The study of the thermal effect on composites of the Nafion-TEG-Pt/C system of various compositions showed that the stability of the composite increased with the G content. Destructive processes begin to happen at a higher temperature. The presence of platinum does not affect this trend; it contributes to a shift in the characteristic peaks of DTG curves to the low-temperature region. Concurrently, the temperature of the maximum rate of oxidation of carbon material (peak on the DTG curve) changes. As the content of G shrinks, the peak temperature goes down. This could be explained by the enhanced interaction between G and Nafion due the an excess of the latter. After the destruction of the polymer adsorbed on the surface of G, the carbon material acquires an additional number of structural defects, which reduces its thermal stability. Hence, G exhibits an inhibitory effect on the Nafion degradation reaction. In contrast, Nafion is corrosive to G.

The electrochemical properties, including the equilibrium potential, the ORR current, and the EDL capacitance of composites with a relatively small TEG content change slightly during long-term electrochemical exposure to cyclic potential sweeps in the range of 50–1000 mV vs. RHE. The composite with high TEG content shows a more noticeable change in performance. The proportion of TEG in the composite determines both the level (value) of the characteristics and the law of its change under electrochemical action. With all this, the following composition change occurs. After electrochemical exposure to pristine Nafion, the most significant changes in composition are an increase in the proportion of carbon, a decrease in the proportion of fluorine, and an increase in the proportion of oxygen. The ratio of the F/S mass percent slightly changes after electrochemical action. Fluorine and sulfur are replaced by oxygen.

For composite materials, different trends are observed. As with Nafion, there is relative stability in the F/S ratio. The C/F ratio for carbon-rich materials (G and carbon black), both with and without Pt, drops significantly after exposure. For a carbon-poor composition (Nafion-TEG(4:1)), the C/F ratio remains constant.

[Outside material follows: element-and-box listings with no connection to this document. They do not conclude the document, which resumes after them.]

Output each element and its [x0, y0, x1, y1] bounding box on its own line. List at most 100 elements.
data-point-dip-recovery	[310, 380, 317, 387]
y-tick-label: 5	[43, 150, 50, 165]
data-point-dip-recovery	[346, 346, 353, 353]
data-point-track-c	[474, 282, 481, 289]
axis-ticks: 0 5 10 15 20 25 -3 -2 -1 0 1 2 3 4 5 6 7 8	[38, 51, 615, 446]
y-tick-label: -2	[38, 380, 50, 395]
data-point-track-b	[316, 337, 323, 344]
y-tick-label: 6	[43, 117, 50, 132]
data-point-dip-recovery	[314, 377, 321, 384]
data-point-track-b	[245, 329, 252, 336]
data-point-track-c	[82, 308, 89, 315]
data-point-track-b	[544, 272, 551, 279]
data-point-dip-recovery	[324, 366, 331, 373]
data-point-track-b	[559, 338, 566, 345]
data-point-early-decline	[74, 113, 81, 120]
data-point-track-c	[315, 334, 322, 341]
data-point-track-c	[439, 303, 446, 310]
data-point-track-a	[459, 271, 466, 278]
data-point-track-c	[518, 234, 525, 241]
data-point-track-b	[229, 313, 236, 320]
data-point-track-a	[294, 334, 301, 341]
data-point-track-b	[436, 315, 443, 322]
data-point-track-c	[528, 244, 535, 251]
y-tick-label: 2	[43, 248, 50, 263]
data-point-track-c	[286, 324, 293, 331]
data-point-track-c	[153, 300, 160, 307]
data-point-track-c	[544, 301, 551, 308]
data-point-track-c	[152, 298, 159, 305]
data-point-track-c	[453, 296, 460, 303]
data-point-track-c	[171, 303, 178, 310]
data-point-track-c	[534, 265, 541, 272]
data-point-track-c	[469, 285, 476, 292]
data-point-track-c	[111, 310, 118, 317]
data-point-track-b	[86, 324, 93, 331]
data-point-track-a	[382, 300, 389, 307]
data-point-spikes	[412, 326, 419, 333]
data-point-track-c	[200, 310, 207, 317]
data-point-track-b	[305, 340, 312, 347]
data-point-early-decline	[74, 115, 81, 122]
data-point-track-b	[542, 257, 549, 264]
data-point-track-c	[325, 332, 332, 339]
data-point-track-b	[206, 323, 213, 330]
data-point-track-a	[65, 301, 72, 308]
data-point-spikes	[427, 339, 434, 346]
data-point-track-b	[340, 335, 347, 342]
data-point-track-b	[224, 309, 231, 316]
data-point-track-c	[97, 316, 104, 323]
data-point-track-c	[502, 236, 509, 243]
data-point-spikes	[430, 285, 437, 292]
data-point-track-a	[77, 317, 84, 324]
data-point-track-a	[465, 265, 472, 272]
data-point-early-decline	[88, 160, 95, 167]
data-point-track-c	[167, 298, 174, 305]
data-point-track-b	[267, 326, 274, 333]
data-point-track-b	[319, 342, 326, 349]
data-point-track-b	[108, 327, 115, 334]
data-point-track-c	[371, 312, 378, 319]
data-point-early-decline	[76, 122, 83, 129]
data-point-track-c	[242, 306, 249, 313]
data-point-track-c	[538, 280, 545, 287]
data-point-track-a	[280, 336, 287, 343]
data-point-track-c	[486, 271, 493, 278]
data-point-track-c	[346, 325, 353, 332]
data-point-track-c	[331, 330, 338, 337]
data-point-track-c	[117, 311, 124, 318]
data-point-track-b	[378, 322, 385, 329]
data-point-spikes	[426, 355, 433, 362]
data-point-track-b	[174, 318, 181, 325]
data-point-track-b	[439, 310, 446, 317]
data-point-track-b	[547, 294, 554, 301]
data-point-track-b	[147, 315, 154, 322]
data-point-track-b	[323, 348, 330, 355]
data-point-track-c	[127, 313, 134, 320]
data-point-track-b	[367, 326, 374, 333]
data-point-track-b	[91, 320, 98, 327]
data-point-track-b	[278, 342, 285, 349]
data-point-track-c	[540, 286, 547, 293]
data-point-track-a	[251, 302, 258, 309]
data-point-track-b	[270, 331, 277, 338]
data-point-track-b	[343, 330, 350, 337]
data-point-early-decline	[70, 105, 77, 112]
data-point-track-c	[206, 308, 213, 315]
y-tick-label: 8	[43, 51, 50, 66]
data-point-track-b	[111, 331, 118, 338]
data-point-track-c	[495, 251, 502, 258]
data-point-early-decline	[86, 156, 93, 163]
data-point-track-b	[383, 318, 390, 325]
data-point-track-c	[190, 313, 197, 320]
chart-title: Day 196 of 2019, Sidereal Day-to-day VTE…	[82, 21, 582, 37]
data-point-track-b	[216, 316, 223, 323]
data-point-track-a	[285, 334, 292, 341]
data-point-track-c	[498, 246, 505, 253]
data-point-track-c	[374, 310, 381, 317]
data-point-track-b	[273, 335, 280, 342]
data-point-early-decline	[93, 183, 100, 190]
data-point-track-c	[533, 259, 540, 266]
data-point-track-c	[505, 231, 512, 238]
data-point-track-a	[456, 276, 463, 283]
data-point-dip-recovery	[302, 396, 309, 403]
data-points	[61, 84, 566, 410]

Thus, the dominant process that determines the change in composition for composites rich in carbon materials is the process of loss (oxidation) of carbon. In the case of composites poor in carbon materials, the determining process is the destruction of Nafion.

The following patterns emerge upon the chemical exposure of the investigated composite materials to hydrogen peroxide. As the G/Nafion ratio decreases, the fraction of fluorine that goes into the solution also decreases. The observed trend is noted for both series of samples that contain platinum and those that do not. The smallest fraction of fluorine passed into the solution during the treatment of pristine Nafion (0.12). The presence of platinum does not affect the decomposition process. As the proportion of Nafion in the sample decreases, the proportion of fluorine that goes into the solution increases. This could be associated with the influence of dispersity on the reaction kinetics. In the case of a low content of ionomer distributed in the material, its surface area in contact with reagents (hydrogen peroxide and its decomposition products, radicals) is significantly greater than that in the case of compact film of the pristine ionomer. Thus, the dispersity of Nafion in a sample affects its chemical stability more than the G/Nafion ratio does. Under chemical exposure, relative stability of the F/S ratio transpires. The C/F ratio for compositions rich in carbon materials (G and carbon black), both with and without Pt, decreases significantly after exposure to hydrogen peroxide, as in the case of electrochemical exposure.

An investigation of the structure of G using Raman spectroscopy showed an increase in the defectiveness of few-layer G after treating the composite with hydrogen peroxide, which is common for all samples. Along with this, the degree of disordering of the G structure does not discernibly depend on the composition of the composite. The full width at half maximum of the 2D band (FWHM(2D), cm⁻¹) is in the range of 80–87 cm⁻¹ and does not change noticeably after exposure to hydrogen peroxide.